La ciudad vivía en el pánico. O eso nos ha querido hacer creer la historiografía liberal posterior, empeñada en denigrar a Carrera y en presentarlo como un salvaje iletrado, como un semiindio de instintos asesinos, pero de actitudes infantiles y caprichosas, justamente parte de las características que se les endilgan, desde el discurso racista, a los pueblos indígenas. Qué casualidad, ¿verdad?
Ahora se escuchan expresiones como «¡Ay, los indios van a venir a matarnos!»; «¡Ve! Siempre nos han visto con rencor y resentimiento», y otras que emergen de las capas medias ladinas, pero también de las élites.
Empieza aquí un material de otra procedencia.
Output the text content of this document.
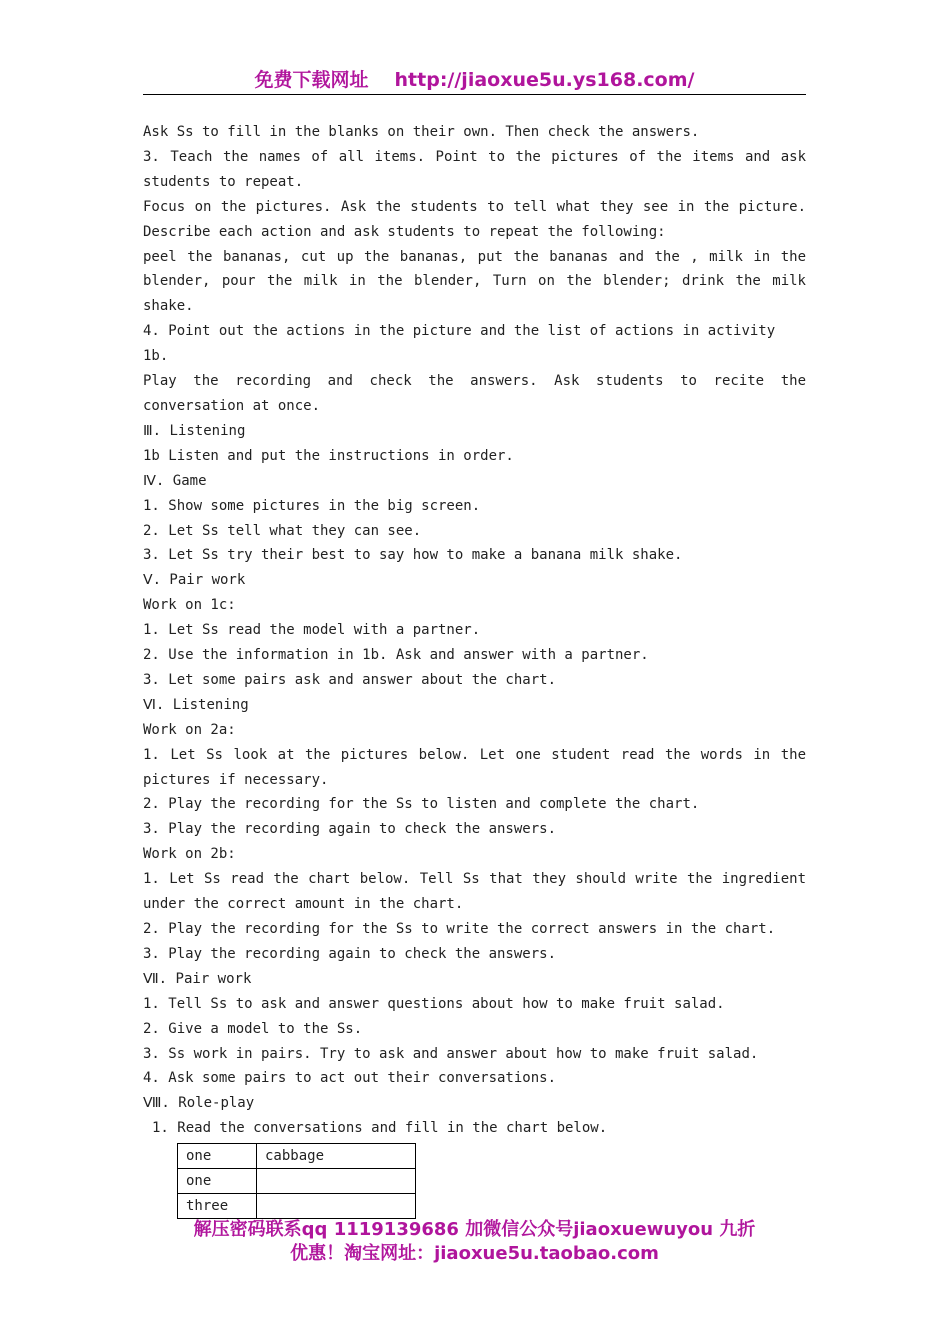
免费下载网址 http://jiaoxue5u.ys168.com/

Ask Ss to fill in the blanks on their own. Then check the answers.

3. Teach the names of all items. Point to the pictures of the items and ask

students to repeat.

Focus on the pictures. Ask the students to tell what they see in the picture.

Describe each action and ask students to repeat the following:

peel the bananas, cut up the bananas, put the bananas and the , milk in the

blender, pour the milk in the blender, Turn on the blender; drink the milk

shake.

4. Point out the actions in the picture and the list of actions in activity 1b.

Play the recording and check the answers. Ask students to recite the

conversation at once.

Ⅲ. Listening

1b Listen and put the instructions in order.

Ⅳ. Game

1. Show some pictures in the big screen.

2. Let Ss tell what they can see.

3. Let Ss try their best to say how to make a banana milk shake.

Ⅴ. Pair work

Work on 1c:

1. Let Ss read the model with a partner.

2. Use the information in 1b. Ask and answer with a partner.

3. Let some pairs ask and answer about the chart.

Ⅵ. Listening

Work on 2a:

1. Let Ss look at the pictures below. Let one student read the words in the

pictures if necessary.

2. Play the recording for the Ss to listen and complete the chart.

3. Play the recording again to check the answers.

Work on 2b:

1. Let Ss read the chart below. Tell Ss that they should write the ingredient

under the correct amount in the chart.

2. Play the recording for the Ss to write the correct answers in the chart.

3. Play the recording again to check the answers.

Ⅶ. Pair work

1. Tell Ss to ask and answer questions about how to make fruit salad.

2. Give a model to the Ss.

3. Ss work in pairs. Try to ask and answer about how to make fruit salad.

4. Ask some pairs to act out their conversations.

Ⅷ. Role-play

1. Read the conversations and fill in the chart below.

one	cabbage
one	
three	
解压密码联系qq 1119139686 加微信公众号jiaoxuewuyou 九折
优惠！淘宝网址：jiaoxue5u.taobao.com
En una entrevista, Marta Elena Casaús mencionó que el indígena es la maldición de las élites oligárquicas guatemaltecas: su mayoría demográfica, su conservadurismo cultural y su complejidad como sociedad siempre han significado un recordatorio de la precariedad de la hegemonía y el poder de aquellas, los cuales se han sostenido —desde el siglo XVI, y particularmente desde finales del XIX— a través del autoritarismo, la violencia y los procesos de eugenesia y ladinización que se vienen efectuando desde finales del siglo XVIII y que vieron su consolidación después de 1871.
Culturalmente hablando, la violencia institucionalizada se ha ejercido siguiendo una sola dirección: desde los españoles-criollos-mestizos hacia los pueblos indígenas. ¿Ha habido rebeliones indígenas? Sí. ¿Ha habido ataques a no indígenas en comunidades indígenas? Sí. Pero enfocarse en ello sin comprender la complejidad y la profundidad histórica de estos fenómenos (y, de paso, ignorando toda la violencia —física, material, religiosa, cultural— de los no indígenas hacia los indígenas, que, además de estructural, es permanente) es también una forma de blindaje de discurso y de conciencia. Todas esas formas de violencia son las que denominamos racismo y no solo tienen la característica de ser cotidianas, sino que implican subordinaciones múltiples. No son insultos esporádicos o exclusión de algunos pocos espacios y momentos, sino una lógica permanente, además de estructural (es decir, que se ejerce desde estructuras sociales como el Estado o sectores específicos).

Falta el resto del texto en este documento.